Lee Hyunjoon, Bejan Cosmin A, Walsh Colin G
Department of Biomedical Informatics, Vanderbilt University Medical Center, Nashville, TN, United States.
AMIA Annu Symp Proc. 2025 May 22;2024:648-654. eCollection 2024.
In this study, we explore a natural language processing (NLP) algorithm's capacity to identify proximal but distinct suicide attempt (SA) events compared to diagnostic code-based approaches. This study used an NLP algorithm with high precision in identifying SA events, which processes clinical notes for suicide-related text expressions and generates SA outcome relevance scores on mentioned dates. We chart reviewed all SA visit pairs less than 15 days apart. Despite sample size limitations, our NLP method surpassed the code-based model's performance (0.85 [95% CI: 0.74 - 0.92] vs. 0.78 [95% CI: 0.56 - 0.92], p = 0.71). More importantly, NLP detected three times more SA visit pairs <15 days compared to the code-based approach (71 vs. 23), with only 3 overlaps. This study demonstrates NLP's efficacy in identifying distinct SA visit pairs. Given minimal overlap, we suggest leveraging both clinical notes and diagnostic codes for a comprehensive SA event detection.

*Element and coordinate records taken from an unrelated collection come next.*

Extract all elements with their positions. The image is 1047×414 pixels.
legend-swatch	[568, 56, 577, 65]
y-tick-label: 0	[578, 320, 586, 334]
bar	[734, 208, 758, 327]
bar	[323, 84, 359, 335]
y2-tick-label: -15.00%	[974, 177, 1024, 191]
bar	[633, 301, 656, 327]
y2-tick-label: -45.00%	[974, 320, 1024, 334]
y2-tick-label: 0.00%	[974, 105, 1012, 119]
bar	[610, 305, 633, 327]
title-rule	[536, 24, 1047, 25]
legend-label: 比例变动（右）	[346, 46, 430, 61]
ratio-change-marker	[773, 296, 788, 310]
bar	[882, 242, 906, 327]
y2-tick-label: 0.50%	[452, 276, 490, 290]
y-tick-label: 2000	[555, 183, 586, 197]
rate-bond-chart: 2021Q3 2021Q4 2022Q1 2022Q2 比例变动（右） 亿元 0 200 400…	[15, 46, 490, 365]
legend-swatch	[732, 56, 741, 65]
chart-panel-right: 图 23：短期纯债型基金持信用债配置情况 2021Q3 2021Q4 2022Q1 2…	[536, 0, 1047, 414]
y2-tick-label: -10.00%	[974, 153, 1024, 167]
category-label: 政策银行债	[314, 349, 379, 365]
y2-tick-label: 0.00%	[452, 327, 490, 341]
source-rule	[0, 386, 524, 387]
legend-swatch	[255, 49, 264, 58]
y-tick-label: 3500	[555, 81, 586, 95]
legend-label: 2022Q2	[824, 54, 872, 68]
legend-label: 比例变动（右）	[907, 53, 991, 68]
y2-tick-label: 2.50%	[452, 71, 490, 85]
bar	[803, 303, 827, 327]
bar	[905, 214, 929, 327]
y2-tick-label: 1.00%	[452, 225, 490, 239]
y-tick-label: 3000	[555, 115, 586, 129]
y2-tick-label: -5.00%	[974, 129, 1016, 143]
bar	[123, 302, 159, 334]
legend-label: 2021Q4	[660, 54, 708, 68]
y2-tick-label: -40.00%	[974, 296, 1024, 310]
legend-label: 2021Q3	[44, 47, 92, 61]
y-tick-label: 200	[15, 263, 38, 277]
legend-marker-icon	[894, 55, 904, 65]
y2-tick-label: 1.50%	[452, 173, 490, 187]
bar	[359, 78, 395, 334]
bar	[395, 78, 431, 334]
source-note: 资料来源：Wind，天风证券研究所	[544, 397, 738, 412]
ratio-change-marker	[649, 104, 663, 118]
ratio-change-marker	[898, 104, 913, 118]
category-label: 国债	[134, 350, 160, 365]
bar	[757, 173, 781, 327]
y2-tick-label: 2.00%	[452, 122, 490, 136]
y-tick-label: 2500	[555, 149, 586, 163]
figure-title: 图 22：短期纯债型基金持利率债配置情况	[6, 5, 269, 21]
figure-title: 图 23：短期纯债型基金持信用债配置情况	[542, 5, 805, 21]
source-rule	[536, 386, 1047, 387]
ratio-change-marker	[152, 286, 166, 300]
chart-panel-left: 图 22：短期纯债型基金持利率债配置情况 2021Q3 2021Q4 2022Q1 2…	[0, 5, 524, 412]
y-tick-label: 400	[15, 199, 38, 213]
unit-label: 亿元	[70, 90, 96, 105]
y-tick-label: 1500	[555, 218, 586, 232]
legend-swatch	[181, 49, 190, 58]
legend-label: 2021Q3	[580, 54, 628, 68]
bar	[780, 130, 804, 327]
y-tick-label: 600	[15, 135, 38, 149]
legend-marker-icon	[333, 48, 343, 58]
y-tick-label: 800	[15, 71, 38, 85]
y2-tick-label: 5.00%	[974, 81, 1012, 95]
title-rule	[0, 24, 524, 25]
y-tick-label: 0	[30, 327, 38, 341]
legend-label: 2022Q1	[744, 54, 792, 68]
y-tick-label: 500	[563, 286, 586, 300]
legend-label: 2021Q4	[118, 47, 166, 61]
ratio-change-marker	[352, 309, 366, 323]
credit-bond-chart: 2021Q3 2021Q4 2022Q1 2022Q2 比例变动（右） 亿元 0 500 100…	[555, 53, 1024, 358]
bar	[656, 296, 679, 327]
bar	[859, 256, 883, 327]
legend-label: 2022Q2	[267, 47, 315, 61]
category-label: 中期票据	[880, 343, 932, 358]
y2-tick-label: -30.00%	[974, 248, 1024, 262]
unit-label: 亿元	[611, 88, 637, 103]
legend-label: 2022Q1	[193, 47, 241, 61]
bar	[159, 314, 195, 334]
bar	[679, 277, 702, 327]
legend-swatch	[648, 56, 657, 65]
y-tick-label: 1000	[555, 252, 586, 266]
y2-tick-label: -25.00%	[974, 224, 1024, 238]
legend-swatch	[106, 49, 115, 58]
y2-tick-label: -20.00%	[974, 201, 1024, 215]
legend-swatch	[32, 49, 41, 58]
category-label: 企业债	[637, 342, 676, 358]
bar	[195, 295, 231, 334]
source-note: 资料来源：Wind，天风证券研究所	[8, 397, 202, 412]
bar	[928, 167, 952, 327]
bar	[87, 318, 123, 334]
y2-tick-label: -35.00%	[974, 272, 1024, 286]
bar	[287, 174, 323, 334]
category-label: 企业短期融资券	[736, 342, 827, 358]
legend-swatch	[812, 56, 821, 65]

在本研究中,我们探索了一种自然语言处理(NLP)算法与基于诊断代码的方法相比,识别近期但不同的自杀未遂(SA)事件的能力。本研究使用了一种在识别SA事件方面具有高精度的NLP算法,该算法处理临床记录中的自杀相关文本表达,并在提及的日期生成SA结果相关性分数。我们对间隔时间小于15天的所有SA就诊对进行了图表回顾。尽管样本量有限,但我们的NLP方法超过了基于代码的模型的性能(0.85 [95%置信区间:0.74 - 0.92] 对 0.78 [95%置信区间:0.56 - 0.92],p = 0.71)。更重要的是,与基于代码的方法相比,NLP检测到的间隔时间<15天的SA就诊对多两倍(71对 23对),仅有3对重叠。本研究证明了NLP在识别不同的SA就诊对方面的有效性。鉴于重叠极少,我们建议同时利用临床记录和诊断代码进行全面的SA事件检测。